Теперь, когда ношу дитя, я стала быстрее утомляться, но в остальном чувствую себя хорошо. Меня совсем не тошнит, как это бывает со многими женщинами в начале беременности — и не только в начале, как у Абигейл. Она до сих пор мучается тошнотой, хотя ей уже скоро рожать. (По ее утверждениям, в мае, но все знают, что это будет значительно раньше. Наверное, уже через месяц.) Зимой мы с ней почти не виделись.
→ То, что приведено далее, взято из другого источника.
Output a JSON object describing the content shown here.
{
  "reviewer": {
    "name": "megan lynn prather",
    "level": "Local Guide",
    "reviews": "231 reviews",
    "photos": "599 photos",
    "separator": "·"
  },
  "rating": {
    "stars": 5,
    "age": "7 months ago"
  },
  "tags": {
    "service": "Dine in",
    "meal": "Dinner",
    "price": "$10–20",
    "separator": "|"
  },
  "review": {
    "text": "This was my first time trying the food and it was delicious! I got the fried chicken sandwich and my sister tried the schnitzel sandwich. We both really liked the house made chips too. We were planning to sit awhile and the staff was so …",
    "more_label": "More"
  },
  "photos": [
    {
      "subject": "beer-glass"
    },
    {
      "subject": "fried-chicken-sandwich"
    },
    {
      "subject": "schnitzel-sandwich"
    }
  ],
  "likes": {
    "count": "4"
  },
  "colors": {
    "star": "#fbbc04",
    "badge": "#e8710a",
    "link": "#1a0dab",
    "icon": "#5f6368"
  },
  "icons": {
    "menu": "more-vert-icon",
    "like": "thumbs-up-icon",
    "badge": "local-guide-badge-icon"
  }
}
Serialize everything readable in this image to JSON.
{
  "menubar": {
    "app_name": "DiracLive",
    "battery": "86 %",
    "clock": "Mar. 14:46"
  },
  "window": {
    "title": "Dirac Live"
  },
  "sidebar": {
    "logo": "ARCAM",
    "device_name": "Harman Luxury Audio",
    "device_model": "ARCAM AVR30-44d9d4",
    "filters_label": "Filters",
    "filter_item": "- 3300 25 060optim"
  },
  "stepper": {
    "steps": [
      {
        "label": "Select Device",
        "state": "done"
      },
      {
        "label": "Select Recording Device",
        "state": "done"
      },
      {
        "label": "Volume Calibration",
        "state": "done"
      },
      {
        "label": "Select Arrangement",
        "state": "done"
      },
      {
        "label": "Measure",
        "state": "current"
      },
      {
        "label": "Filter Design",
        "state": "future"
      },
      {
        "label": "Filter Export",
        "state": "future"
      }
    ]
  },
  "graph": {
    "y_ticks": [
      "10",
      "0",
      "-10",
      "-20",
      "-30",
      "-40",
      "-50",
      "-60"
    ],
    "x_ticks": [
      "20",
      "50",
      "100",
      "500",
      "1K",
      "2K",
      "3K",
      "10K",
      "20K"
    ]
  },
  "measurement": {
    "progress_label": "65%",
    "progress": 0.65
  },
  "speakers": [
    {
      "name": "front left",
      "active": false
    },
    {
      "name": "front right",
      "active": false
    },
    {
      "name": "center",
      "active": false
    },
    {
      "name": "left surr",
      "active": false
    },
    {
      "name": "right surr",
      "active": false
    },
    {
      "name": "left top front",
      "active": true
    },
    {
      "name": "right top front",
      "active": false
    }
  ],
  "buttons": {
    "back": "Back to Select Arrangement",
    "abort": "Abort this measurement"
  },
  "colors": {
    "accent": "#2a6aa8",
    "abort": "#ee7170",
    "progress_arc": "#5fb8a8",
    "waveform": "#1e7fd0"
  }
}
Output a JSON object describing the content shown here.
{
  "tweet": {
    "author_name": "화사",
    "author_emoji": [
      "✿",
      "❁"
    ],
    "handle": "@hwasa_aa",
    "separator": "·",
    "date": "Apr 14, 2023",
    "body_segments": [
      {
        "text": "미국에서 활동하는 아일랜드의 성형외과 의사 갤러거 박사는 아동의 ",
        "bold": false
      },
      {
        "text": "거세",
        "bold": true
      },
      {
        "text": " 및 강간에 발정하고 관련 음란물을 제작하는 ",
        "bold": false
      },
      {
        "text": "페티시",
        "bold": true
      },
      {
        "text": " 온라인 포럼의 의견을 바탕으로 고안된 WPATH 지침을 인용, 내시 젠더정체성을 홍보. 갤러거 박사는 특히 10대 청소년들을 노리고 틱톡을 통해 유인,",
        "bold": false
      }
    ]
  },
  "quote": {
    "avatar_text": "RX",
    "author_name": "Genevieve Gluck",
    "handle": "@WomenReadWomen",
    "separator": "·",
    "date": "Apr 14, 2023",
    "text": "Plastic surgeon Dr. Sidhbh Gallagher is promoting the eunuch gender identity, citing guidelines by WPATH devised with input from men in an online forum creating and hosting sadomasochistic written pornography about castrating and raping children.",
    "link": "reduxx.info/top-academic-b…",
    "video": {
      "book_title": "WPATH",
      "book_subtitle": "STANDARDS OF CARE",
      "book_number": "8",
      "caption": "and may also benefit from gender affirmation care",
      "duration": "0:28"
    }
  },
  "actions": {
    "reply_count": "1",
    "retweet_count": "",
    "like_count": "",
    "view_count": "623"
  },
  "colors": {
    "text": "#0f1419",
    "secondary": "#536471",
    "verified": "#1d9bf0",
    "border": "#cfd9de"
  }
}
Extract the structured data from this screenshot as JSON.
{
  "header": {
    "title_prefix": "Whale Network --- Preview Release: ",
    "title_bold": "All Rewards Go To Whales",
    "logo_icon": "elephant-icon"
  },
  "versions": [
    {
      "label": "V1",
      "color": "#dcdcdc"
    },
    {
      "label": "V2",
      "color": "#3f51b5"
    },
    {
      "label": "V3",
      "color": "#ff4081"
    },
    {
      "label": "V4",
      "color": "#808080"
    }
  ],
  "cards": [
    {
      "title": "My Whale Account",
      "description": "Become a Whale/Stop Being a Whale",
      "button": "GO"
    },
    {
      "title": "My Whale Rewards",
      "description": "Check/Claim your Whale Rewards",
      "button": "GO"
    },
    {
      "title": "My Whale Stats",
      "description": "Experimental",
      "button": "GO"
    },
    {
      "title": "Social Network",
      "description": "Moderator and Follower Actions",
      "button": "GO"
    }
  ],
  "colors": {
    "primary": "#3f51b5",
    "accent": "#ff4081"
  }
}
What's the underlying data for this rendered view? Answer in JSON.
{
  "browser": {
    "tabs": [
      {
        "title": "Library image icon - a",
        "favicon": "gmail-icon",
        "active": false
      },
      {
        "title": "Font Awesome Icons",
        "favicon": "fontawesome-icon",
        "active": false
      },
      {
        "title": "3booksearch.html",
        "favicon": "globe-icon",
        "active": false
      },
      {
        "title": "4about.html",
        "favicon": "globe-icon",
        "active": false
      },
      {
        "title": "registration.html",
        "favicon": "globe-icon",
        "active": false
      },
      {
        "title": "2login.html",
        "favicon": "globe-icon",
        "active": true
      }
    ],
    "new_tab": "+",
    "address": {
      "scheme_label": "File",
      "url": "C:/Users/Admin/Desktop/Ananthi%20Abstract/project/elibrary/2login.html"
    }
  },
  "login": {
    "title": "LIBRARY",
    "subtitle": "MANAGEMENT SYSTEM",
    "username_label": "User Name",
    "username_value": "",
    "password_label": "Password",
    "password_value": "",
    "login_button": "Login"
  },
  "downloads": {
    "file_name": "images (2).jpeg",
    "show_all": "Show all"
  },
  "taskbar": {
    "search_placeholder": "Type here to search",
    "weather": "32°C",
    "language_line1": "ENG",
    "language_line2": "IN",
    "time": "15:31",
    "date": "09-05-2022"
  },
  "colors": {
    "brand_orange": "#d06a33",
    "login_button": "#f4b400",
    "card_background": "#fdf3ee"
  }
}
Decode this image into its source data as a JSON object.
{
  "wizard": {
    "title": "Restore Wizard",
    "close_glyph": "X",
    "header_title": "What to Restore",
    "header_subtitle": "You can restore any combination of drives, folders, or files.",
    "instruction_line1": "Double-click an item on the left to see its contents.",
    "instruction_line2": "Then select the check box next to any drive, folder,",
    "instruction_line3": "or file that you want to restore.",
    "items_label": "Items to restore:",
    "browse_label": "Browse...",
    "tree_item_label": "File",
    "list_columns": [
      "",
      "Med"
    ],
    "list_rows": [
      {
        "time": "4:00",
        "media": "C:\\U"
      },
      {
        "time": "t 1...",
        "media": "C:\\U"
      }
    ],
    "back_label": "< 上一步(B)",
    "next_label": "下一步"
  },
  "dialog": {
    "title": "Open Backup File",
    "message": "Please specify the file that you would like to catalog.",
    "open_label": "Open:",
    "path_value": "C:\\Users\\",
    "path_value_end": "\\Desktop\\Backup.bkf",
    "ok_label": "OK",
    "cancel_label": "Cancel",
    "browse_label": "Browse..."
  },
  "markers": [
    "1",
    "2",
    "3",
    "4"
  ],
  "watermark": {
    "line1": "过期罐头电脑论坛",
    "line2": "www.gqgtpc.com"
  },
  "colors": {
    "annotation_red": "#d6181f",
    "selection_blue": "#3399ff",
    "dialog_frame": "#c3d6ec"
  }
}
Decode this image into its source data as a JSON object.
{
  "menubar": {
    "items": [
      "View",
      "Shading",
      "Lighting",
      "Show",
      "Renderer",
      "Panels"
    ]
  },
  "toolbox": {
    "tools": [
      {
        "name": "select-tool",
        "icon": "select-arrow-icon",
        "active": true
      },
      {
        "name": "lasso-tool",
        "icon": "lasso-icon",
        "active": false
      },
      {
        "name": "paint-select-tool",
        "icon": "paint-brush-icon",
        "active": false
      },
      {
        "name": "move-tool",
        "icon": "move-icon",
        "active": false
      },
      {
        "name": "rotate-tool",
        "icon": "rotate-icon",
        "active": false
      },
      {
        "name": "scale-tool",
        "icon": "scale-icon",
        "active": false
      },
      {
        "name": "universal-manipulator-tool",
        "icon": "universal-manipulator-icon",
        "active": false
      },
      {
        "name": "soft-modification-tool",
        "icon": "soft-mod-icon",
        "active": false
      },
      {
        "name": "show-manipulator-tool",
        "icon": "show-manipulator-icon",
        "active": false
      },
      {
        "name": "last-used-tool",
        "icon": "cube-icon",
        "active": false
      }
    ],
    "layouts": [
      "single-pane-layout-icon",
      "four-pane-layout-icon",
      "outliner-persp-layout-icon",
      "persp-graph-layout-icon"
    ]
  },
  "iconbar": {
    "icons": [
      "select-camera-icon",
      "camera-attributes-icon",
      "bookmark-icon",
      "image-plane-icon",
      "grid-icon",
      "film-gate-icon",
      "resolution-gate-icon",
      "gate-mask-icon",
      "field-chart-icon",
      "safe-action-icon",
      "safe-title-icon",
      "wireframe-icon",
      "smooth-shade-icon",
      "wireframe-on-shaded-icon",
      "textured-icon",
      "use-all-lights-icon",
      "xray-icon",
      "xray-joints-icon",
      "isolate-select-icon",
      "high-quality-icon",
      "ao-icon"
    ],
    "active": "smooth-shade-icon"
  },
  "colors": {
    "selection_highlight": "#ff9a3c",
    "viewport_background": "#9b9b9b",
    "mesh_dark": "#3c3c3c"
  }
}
И с Адамом тоже — и это неправильно. Я очень надеялась, что иногда буду помогать ему в магазине, но Хеймейкеры заявили, что я нужна им на ферме, и вообще никуда меня не отпускают. Я рада, что рядом есть человек, которого я знала дома, и я думала, что мы подружимся. Но, вопреки ожиданиям, мы с Адамом так и не стали друзьями. Наверное, нужно какое-то время, чтобы неловкость, возникшая между нами вначале, исчезла.